Now all she had to do was go outside and walk through Pointe-Claire village in search of a job. Any moment now she would walk downstairs and open the front door and go outside and head out. Yep. Any moment now.
“That was awesome!” Cerise clapped her hands with genuine appreciation. She knew Parisses Squares weren’t exactly the most polished band in existence but for garage rock or whatever you called it, they were pretty good.
They weren’t literally in a garage, it was actually the basement of a house in
Dorval that Lloyd and
Bernie shared with a bunch of other twenty-something guys. Jeff apparently had an apartment downtown and
Tom still lived with his parents in Baie D’Urfe. And maybe they were more like glorified filk
than rock but Cerise wasn’t exactly an expert at musical genres.
After an hour of listening to the band rehearse, Cerise decided she’d bring earplugs next time. She wondered how the neighbours could stand it, but the house was near the airport so maybe the neighbourhood was always noisy anyway.
Tom suggested Cerise join them for Fire at Will and Jeff made some lame protestation so she told him to shut his piehole and boldly stepped up to the microphone Tom provided. Maybe Terry was right; maybe Jeff was into her and that’s why he kept giving her a hard time even though everyone else was enthusiastic about her joining the band.
Shauna practically ran downstairs in the hopes of maintaining her nerve but when she reached the front door her mother stopped her.
“Where do you think you’re going?
“To look for a job.”
“Oh well, alright then.”
Shauna rushed outside and stared down the street. Just keep walking. One step at a time. One step at a time.
“Fire at will, shoot to kill. Sometimes it’s better to be lucky than good. He’s the best poker player in the neighbourhood. Sometimes it’s better to be lucky than good, he’s the best poker player in the neighbourhood. But that’s his only skill, hence fire at Will. And always shoot to kill.”

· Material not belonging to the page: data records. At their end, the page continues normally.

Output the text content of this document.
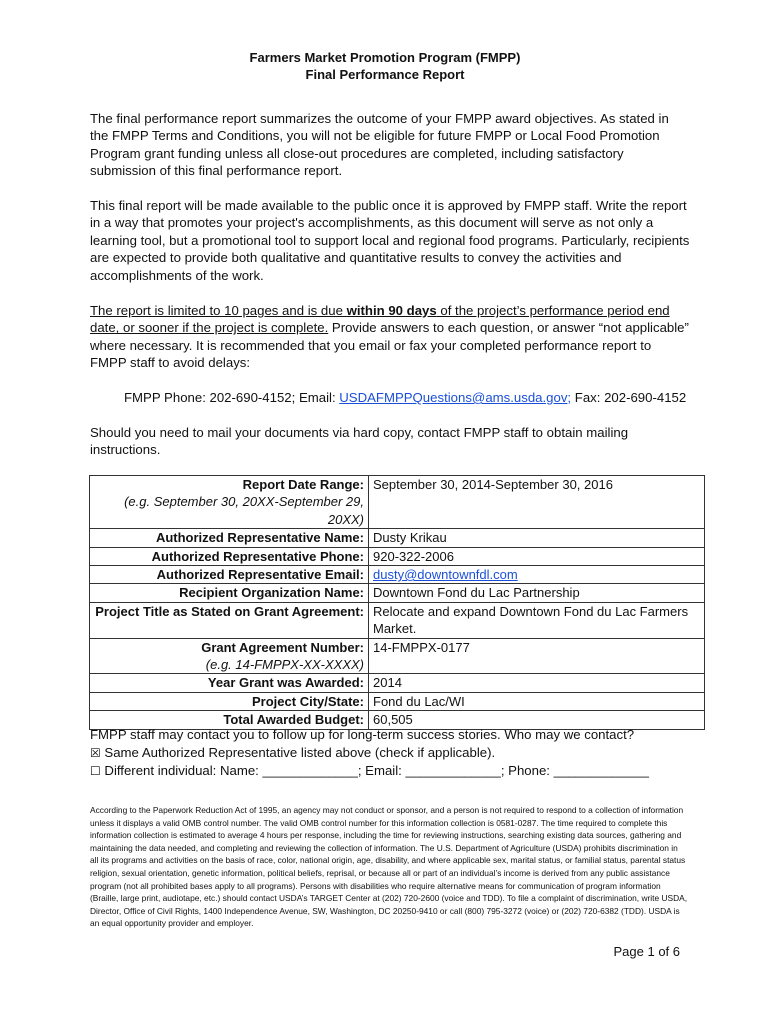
Farmers Market Promotion Program (FMPP)
Final Performance Report
The final performance report summarizes the outcome of your FMPP award objectives. As stated in the FMPP Terms and Conditions, you will not be eligible for future FMPP or Local Food Promotion Program grant funding unless all close-out procedures are completed, including satisfactory submission of this final performance report.
This final report will be made available to the public once it is approved by FMPP staff. Write the report in a way that promotes your project's accomplishments, as this document will serve as not only a learning tool, but a promotional tool to support local and regional food programs. Particularly, recipients are expected to provide both qualitative and quantitative results to convey the activities and accomplishments of the work.
The report is limited to 10 pages and is due within 90 days of the project’s performance period end date, or sooner if the project is complete. Provide answers to each question, or answer “not applicable” where necessary. It is recommended that you email or fax your completed performance report to FMPP staff to avoid delays:
FMPP Phone: 202-690-4152; Email: USDAFMPPQuestions@ams.usda.gov; Fax: 202-690-4152
Should you need to mail your documents via hard copy, contact FMPP staff to obtain mailing instructions.
Report Date Range:	September 30, 2014-September 30, 2016
(e.g. September 30, 20XX-September 29, 20XX)	
Authorized Representative Name:	Dusty Krikau
Authorized Representative Phone:	920-322-2006
Authorized Representative Email:	dusty@downtownfdl.com
Recipient Organization Name:	Downtown Fond du Lac Partnership
Project Title as Stated on Grant Agreement:	Relocate and expand Downtown Fond du Lac Farmers Market.
Grant Agreement Number:	14-FMPPX-0177
(e.g. 14-FMPPX-XX-XXXX)	
Year Grant was Awarded:	2014
Project City/State:	Fond du Lac/WI
Total Awarded Budget:	60,505
FMPP staff may contact you to follow up for long-term success stories. Who may we contact?
☒ Same Authorized Representative listed above (check if applicable).
☐ Different individual: Name: _____________; Email: _____________; Phone: _____________
According to the Paperwork Reduction Act of 1995, an agency may not conduct or sponsor, and a person is not required to respond to a collection of information unless it displays a valid OMB control number. The valid OMB control number for this information collection is 0581-0287. The time required to complete this information collection is estimated to average 4 hours per response, including the time for reviewing instructions, searching existing data sources, gathering and maintaining the data needed, and completing and reviewing the collection of information. The U.S. Department of Agriculture (USDA) prohibits discrimination in all its programs and activities on the basis of race, color, national origin, age, disability, and where applicable sex, marital status, or familial status, parental status religion, sexual orientation, genetic information, political beliefs, reprisal, or because all or part of an individual’s income is derived from any public assistance program (not all prohibited bases apply to all programs). Persons with disabilities who require alternative means for communication of program information (Braille, large print, audiotape, etc.) should contact USDA’s TARGET Center at (202) 720-2600 (voice and TDD). To file a complaint of discrimination, write USDA, Director, Office of Civil Rights, 1400 Independence Avenue, SW, Washington, DC 20250-9410 or call (800) 795-3272 (voice) or (202) 720-6382 (TDD). USDA is an equal opportunity provider and employer.
Page 1 of 6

They finished the song and Bernie hollered with excitement, declaring that to be the best song ever and Parisses Squares to be the best band ever.

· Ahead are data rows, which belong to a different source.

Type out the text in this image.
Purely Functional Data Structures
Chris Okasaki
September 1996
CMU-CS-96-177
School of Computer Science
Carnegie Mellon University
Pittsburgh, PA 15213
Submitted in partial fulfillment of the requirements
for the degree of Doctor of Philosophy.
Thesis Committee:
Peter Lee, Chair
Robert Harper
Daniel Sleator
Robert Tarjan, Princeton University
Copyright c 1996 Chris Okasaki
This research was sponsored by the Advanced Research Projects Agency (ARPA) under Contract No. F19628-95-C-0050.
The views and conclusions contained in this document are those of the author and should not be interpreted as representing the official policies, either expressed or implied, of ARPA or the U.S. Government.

“Relax, it wasn’t that good,” grumbled Jeff.
“But you admit it was pretty decent,” smiled Tom, walking over to his computer. He played back the song and they all listened carefully.
It was so weird to hear herself sing. Did she really sound like that? Was her voice too nasally? Too high-pitched? No one seemed bothered by it, not even Jeff.
“I guess we don’t completely suck,” he admitted.
“We’re totally awesome and that song is hilarious,” beamed Lloyd. “Especially the part where you’re like, sir I protest, I am not a merry man.”
“Can you bring your computer on stage?” asked Cerise. “’Cause what if like, we inserted samples from the show into the song? Like after we say the line you hear Worf in the background saying it. Could be funny.”
“Totally!” Tom enthused and the others nodded, even Jeff.
So awesome. Cerise was totally part of a band!
Shauna slowly walked along Pointe-Claire village and looked into every store window. There was a clothing shop, a shoe store and a coffee shop with help wanted signs. She walked past each one and kept going, then circled around and walked down the other side of the street. First she had to do recon before going into any places, right? She walked down the left side of the street and looked into the store windows. A touristy shop had a help wanted sign. So four places. Four places where she could apply. So she just had to walk down the street again and go into the stores.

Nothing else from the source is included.